Rebuilding the Æolian Orchestrelle
58-Note Player Reed Organ, 1912 Model "W"
by Richard Vance
Copyright (C) 2000 by Richard Z. Vance
rev. A, 7 September 2000

Chapter 7 - The Flat Hook as a Gasket Clamp

   Several places in the organ, flat hooks instead of screws were used to close gasketed joints.  This novel arrangemet is an interesting trick, new to me.  Since it might be useful to someone, I am including the details.  The picture shows one instance, on the primary valve box, where the supply nipple which will go in one corner, was in the way of one of the chest screws, and a hook was used instead.

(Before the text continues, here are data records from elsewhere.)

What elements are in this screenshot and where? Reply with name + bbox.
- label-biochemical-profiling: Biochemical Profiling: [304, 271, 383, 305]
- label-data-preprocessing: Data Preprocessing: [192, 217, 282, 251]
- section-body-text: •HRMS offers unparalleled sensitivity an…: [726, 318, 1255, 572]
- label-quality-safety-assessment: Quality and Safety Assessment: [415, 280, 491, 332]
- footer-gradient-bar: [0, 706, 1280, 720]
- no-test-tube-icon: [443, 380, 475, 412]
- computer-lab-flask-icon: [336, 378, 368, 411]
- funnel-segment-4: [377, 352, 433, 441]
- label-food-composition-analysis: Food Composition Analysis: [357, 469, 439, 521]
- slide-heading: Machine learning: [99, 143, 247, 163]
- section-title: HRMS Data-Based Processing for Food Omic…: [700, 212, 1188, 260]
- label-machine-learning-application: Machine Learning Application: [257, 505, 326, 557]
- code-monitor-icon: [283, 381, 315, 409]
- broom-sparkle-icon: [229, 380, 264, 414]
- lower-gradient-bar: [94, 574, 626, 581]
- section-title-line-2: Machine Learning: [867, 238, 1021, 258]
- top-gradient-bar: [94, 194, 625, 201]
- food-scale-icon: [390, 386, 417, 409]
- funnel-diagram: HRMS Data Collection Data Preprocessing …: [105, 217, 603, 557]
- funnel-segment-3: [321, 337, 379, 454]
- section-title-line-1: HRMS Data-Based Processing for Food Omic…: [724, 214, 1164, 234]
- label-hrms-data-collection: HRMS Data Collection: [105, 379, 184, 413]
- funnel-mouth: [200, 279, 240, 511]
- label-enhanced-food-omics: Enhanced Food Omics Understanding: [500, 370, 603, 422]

    I wondered how these could be effective in properly clamping a gasket, in place of the usual screw.  The secret is to modify the hook so that it provides a wedging action when closed.  Flat brass hooks,  normally have a uniform inside radius, from the attachment hole to the inside of the hook.  The tip of the hook can be bent slightly outwards with a pliers, about 1/16".  Then the working radius of the hook decreases as the hook is more fully engaged with the other screw.

    After the hook is modified and installed as shown, smack the place indicated by the arrow with a screwdriver and hammer.  The wedging action will draw the gasket up tight, just like a screw.  If  a joint with such a hook has a new gasket, it probably won't fit up right, because the dimensions are slightly different, or the old screws have loostened.  Plug the old holes and start over at a new place.  New 1" flat brass hooks can be found in some old fashioned hardware stores, or from McMaster-Carr; item 1775A13 on page 2656.